Leberwerte und Lebererkrankungen bei CED

Die chronisch-entzündlichen Darmerkrankungen (CED) Morbus Crohn (MC) und Colitis ulcerosa (CU) können sich nicht nur durch die typischen Magen-Darm-Beschwerden bemerkbar machen. Auch Symptome außerhalb des Verdauungssystems – sogenannte extraintestinale Manifestationen (EIM) – treten häufig auf. So berichtet ca. jede*r zweite*r CED-Betroffene*r von mindestens einer EIM, wobei oft die Gelenke, die Lunge oder das Herz betroffen sind.1,2 In unserem Beitrag Kardiovaskuläres Risiko: Wenn die CED ans Herz geht erfährst du mehr über das Thema Herz und CED. Einen genaueren Blick möchten wir nun auf die Leber und Gallenblase werfen, denn auch diese Organe können von einer EIM betroffen sein.

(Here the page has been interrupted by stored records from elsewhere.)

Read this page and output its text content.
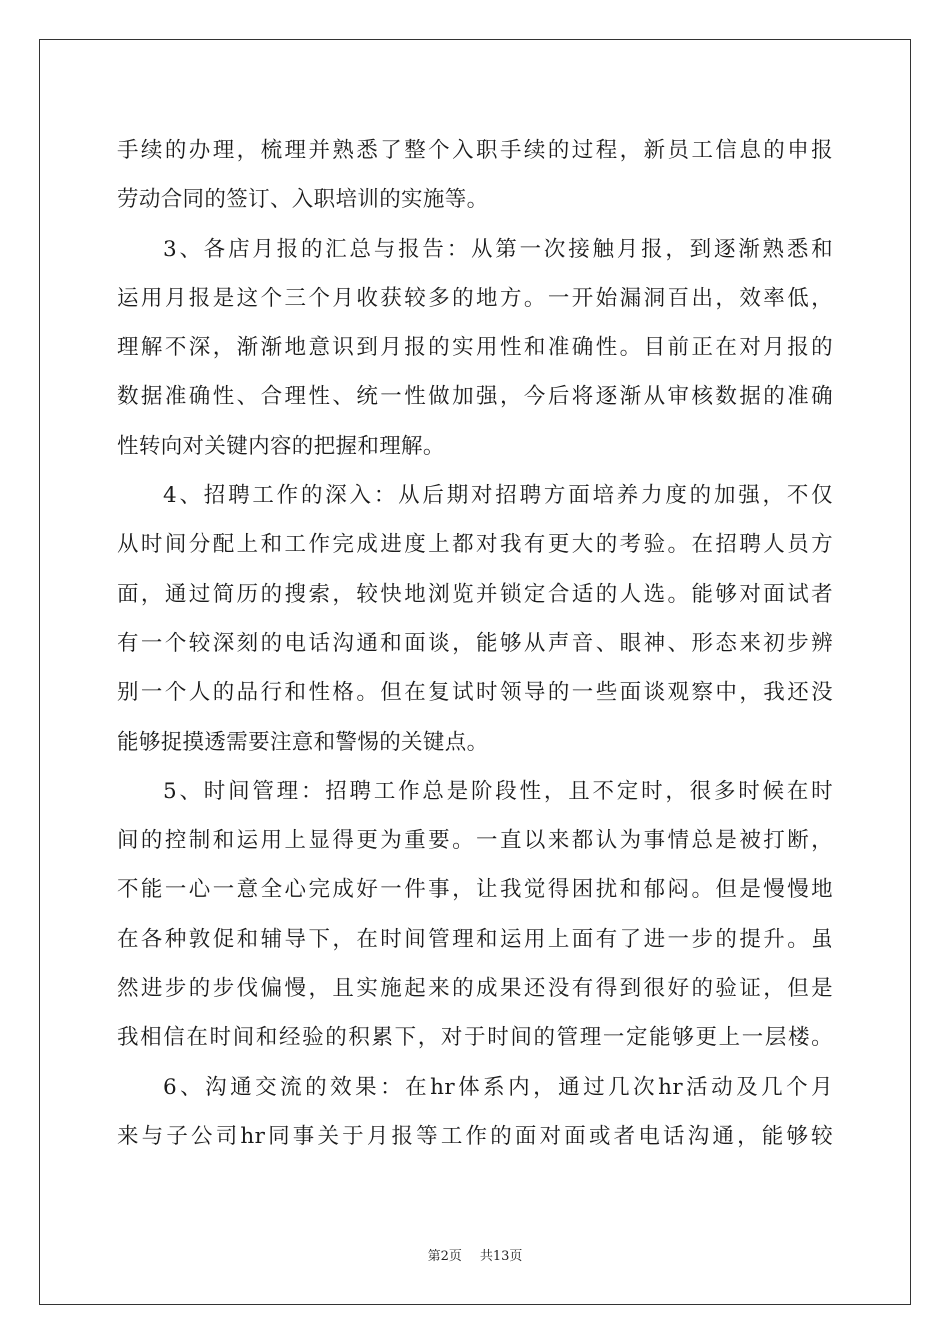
手续的办理，梳理并熟悉了整个入职手续的过程，新员工信息的申报
劳动合同的签订、入职培训的实施等。
3、各店月报的汇总与报告：从第一次接触月报，到逐渐熟悉和
运用月报是这个三个月收获较多的地方。一开始漏洞百出，效率低，
理解不深，渐渐地意识到月报的实用性和准确性。目前正在对月报的
数据准确性、合理性、统一性做加强，今后将逐渐从审核数据的准确
性转向对关键内容的把握和理解。
4、招聘工作的深入：从后期对招聘方面培养力度的加强，不仅
从时间分配上和工作完成进度上都对我有更大的考验。在招聘人员方
面，通过简历的搜索，较快地浏览并锁定合适的人选。能够对面试者
有一个较深刻的电话沟通和面谈，能够从声音、眼神、形态来初步辨
别一个人的品行和性格。但在复试时领导的一些面谈观察中，我还没
能够捉摸透需要注意和警惕的关键点。
5、时间管理：招聘工作总是阶段性，且不定时，很多时候在时
间的控制和运用上显得更为重要。一直以来都认为事情总是被打断，
不能一心一意全心完成好一件事，让我觉得困扰和郁闷。但是慢慢地
在各种敦促和辅导下，在时间管理和运用上面有了进一步的提升。虽
然进步的步伐偏慢，且实施起来的成果还没有得到很好的验证，但是
我相信在时间和经验的积累下，对于时间的管理一定能够更上一层楼。
6、沟通交流的效果：在hr体系内，通过几次hr活动及几个月
来与子公司hr同事关于月报等工作的面对面或者电话沟通，能够较
第2页 共13页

Häufige Lebererkrankungen bei CED

Auch wenn oftmals keine Beschwerden vorliegen, zeigen sich bei 30 % der CED-Patient*innen auffällige Leberwerte. Doch keine Sorge, diese Auffälligkeiten müssen nicht zwangsläufig zu einer Lebererkrankung führen – lediglich 5 % entwickeln eine chronische Erkrankung.2 Allerdings sollte deine Gastroenterologin bzw. dein Gastroenterologe aufgrund des bestehenden Risikos stets auf deine Leberwerte achten, um ggf. frühzeitig eingreifen zu können. Denn deine CED und eine mögliche Lebererkrankung können sich gegenseitig negativ beeinflussen und u. a. dazu führen, dass Komplikationen häufiger auftreten.3

Zu den Lebererkrankungen, die als EIM bei CED-Betroffenen auftreten können, zählt z. B. die sogenannte primär sklerosierende Cholangitis – kurz PSC. Von dieser chronischen Gallenwegserkrankung sind bis zu 8 % der CU- und bis zu 3 % der MC-Patient*innen betroffen.2 Im Regelfall schreitet die PSC nur langsam voran, doch engen die Entzündungen die Gallenwege mit zunehmender Erkrankungsdauer immer mehr ein. Dadurch staut sich Gallenflüssigkeit in der Leber, was wiederum dazu führt, dass die Leberzellen nach und nach absterben – man spricht von einer Leberzirrhose. Zu Erkrankungsbeginn haben Betroffene keine Beschwerden, weshalb die PSC häufig allein durch auffällige Leberwerte bemerkt wird. Mit dem Fortschritt können jedoch Symptome wie Gelbsucht, Bauchschmerzen oder Juckreiz auftreten.4 

Eine weitere EIM ist die Fettleber: Fast 40 % der CED-Patient*innen sind von einer nicht-alkoholischen Fettlebererkrankung betroffen. Hierbei lagern sich Fette in die Leberzellen ein, was im weiteren Verlauf zu einer Entzündung oder Leberzirrhose führen könnte. Diese Schädigung der Leber rührt jedoch nicht von einem hohen Alkoholkonsum her – bei CED-Patient*innen erhöhen u. a. Dünndarmoperationen, parenterale Ernährung oder die Einnahme hoher Dosen von Steroiden das Risiko einer Fettleber.2 Weitere Gründe, weshalb du eine langfristige Einnahme von Steroiden vermeiden solltest, erläutern wir in unserem Artikel Steroidabhängigkeit: Wann aus eine, kurzen Vor- ein langer Nachteil wird

Des Weiteren neigen insbesondere MC-Patient*innen zur Bildung von Gallensteinen – sicherlich hast du schon einmal etwas von den kleinen Klümpchen gehört, die sich aus der Flüssigkeit in der Gallenblase bilden können.2 Diese Gallensteine können zu Beschwerden wie Bauchschmerzen oder Übelkeit führen und treten bei MC-Patient*innen mit einer bis zu fünfmal höheren Wahrscheinlichkeit auf als in der Allgemeinbevölkerung.5

Die Verbindung von CED und Lebererkrankungen

Der Darm und die Leber sind eng miteinander vernetzt und bilden zusammen die sogenannte Darm-Leber-Achse. Und das aus gutem Grund: Während das Verdauungssystem die Nahrung aufnimmt und verstoffwechselt, ist es Aufgabe der Leber, zugeführte Schadstoffe abzubauen und so für eine „Entgiftung“ zu sorgen.6 Weshalb Lebererkrankungen jedoch bei CED-Betroffenen gehäuft auftreten, ist noch nicht ganz verstanden. Hier sind verschiedene Gründe möglich.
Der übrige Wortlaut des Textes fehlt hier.